A particular mite may play a role in contributing to rosacea flare-ups. Studies have shown that these mites were significantly more numerous in the skin samples of people with rosacea than of people without. Although this mite is not a cause of rosacea, an allergic-like reaction to these mites or to the bacteria they harbor may trigger an inflammatory response that leads to the condition.
Although rosacea research scientists have been speculating about the rosacea causes for more than a century, none of them have been definitively proven. Most experts believe that rosacea can be provoked by several different factors, some of which may work together to cause it. One of these potential causes is a microscopic mite.
This mite goes by the name of Demodex folliculorum. It is a normal resident in human skin, living in hair follicles, where it dines on cast-off skin cells. These mites have been retrieved from almost every area of human skin, but they seem to prefer the skin on the face.
Two recent studies revealed that the mites were significantly more numerous in facial skin samples of people with rosacea than of people without the condition. In addition, the mite population peaked on the skin samples of these people in the spring, when rosacea tends to flare up.
Other studies show that people with steroid-induced rosacea also had a higher mite population on their faces. This population dropped when the rosacea subsided after treatment with an ointment that kills mites (see Steroid Rosacea).

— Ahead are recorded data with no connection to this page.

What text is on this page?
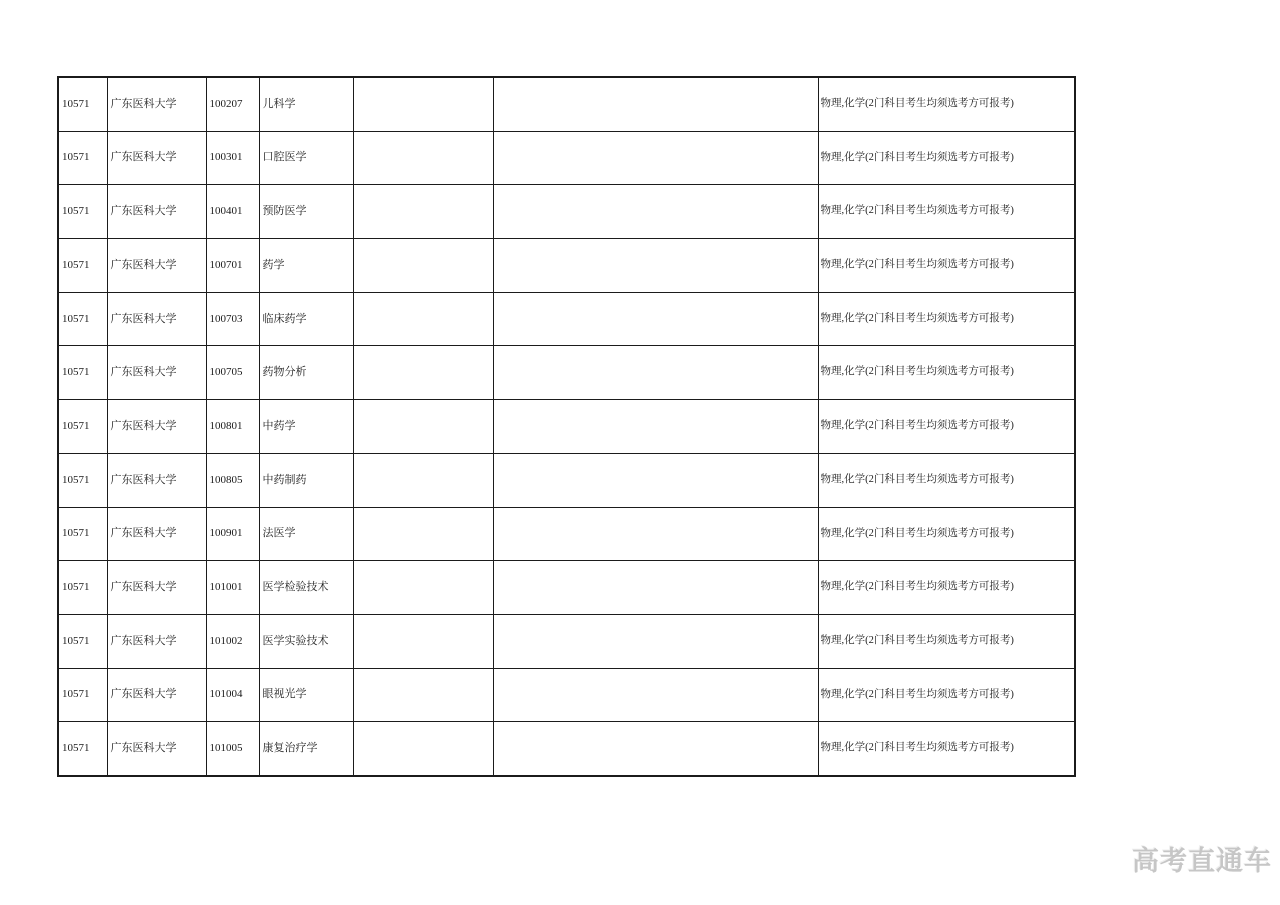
10571	广东医科大学	100207	儿科学			物理,化学(2门科目考生均须选考方可报考)
10571	广东医科大学	100301	口腔医学			物理,化学(2门科目考生均须选考方可报考)
10571	广东医科大学	100401	预防医学			物理,化学(2门科目考生均须选考方可报考)
10571	广东医科大学	100701	药学			物理,化学(2门科目考生均须选考方可报考)
10571	广东医科大学	100703	临床药学			物理,化学(2门科目考生均须选考方可报考)
10571	广东医科大学	100705	药物分析			物理,化学(2门科目考生均须选考方可报考)
10571	广东医科大学	100801	中药学			物理,化学(2门科目考生均须选考方可报考)
10571	广东医科大学	100805	中药制药			物理,化学(2门科目考生均须选考方可报考)
10571	广东医科大学	100901	法医学			物理,化学(2门科目考生均须选考方可报考)
10571	广东医科大学	101001	医学检验技术			物理,化学(2门科目考生均须选考方可报考)
10571	广东医科大学	101002	医学实验技术			物理,化学(2门科目考生均须选考方可报考)
10571	广东医科大学	101004	眼视光学			物理,化学(2门科目考生均须选考方可报考)
10571	广东医科大学	101005	康复治疗学			物理,化学(2门科目考生均须选考方可报考)
高考直通车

Although these findings do not prove that the skin mite causes rosacea, they do suggest that Demodex folliculorum might play a role in fostering the disorder. The mites may provoke rosacea by clogging skin follicles, which, in turn, might trigger an inflammatory response.
Rosacea may also be triggered by an allergic-like reaction to these skin mites or to the bacteria they harbor. These mites could then multiply excessively or penetrate more deeply into the skin, triggering an inflammatory response in the form of pimples.